Many of us can't remember the last time we put pen to paper and wrote out a letter. It's so much easier to type a quick email, zip it through a maze of cables and wires, and have it delivered to the recipient's inbox within minutes. Virtual mail has become the preferred medium for nearly all occupations. But according to an article in PhysicsWeb by Robert P. Crease, each time you click the 'send' button, a little piece of history might be lost.
Imagine twenty, fifty, even two hundred years from now. What will become of all of the emails, websites, and web-based information that we currently take for granted? Will the great essays, scientific discoveries, and original art born on the internet be lost forever simply because a server shut down? Unless historians think beyond paper and come up with a way to preserve our digital footprints, that's a lot of ideas that could end up in the garbage icon.
According to Crease, advancements in communication technology 'are good for scientists, encouraging rapid communication and stripping out hierarchies.' But the latest fear among historians -- who rely on such correspondence to chronicle scientific developments, reactions to them, and to better understand scientists themselves -- is 'whether email and other electronic data will be preserved at all.' Luckily, there are several organizations taking steps to ensure that all hope -- and information -- is not lost.

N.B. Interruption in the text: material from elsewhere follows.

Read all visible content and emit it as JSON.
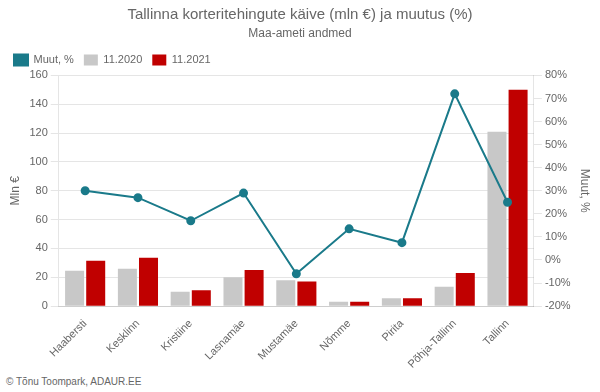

As reported by Crease, historians at the American Institute of Physics charged with tracking the history of physics in industry have discovered some interesting findings regarding the influence of communication technology on science. Among them: 'PowerPoint... can stultify scientific discussion and make it less free-wheeling; information also tends to be dumbed down when scientists submit PowerPoint presentations in place of formal reports.'
Working on the preservation front, Crease also notes that the Stanford Linear Accelerator Center has collaborated with several institutions to create the Persistent Archives Testbed (PAT) project. Launched in 2003, the project has brought together researchers to test a model for electronic records management. As explained on PAT's website, should the research prove successful, the system would introduce a 'cost-effective application and architecture for preserving electronic records.' Translation: Important discoveries found or discussed via email could be saved from the vacuum of cyberspace.
Of course, scientists aren't the only ones with data worth protecting. In San Francisco, the nonprofit Internet Archive is building an internet library -- a kind of Library of Alexandria for the 21st century. The organization's website states that, 'If libraries are to continue to foster education and scholarship in this era of digital technology, it's essential for them to extend those functions into the digital world.' In collaboration with institutions such as the Library of Congress and the Smithsonian, the Internet Archive seeks to trace the evolution of the internet, track language changes, revive dead links, establish international internet centers, and exercise our 'right to remember.' A search feature on the site called the Wayback Machine allows users to browse through 85 billion web pages to find pages from as early as 1996, including those that no longer exist. Simply type in the URL of the site you're looking for and a list, sorted by year, pops up with links to each former incarnation.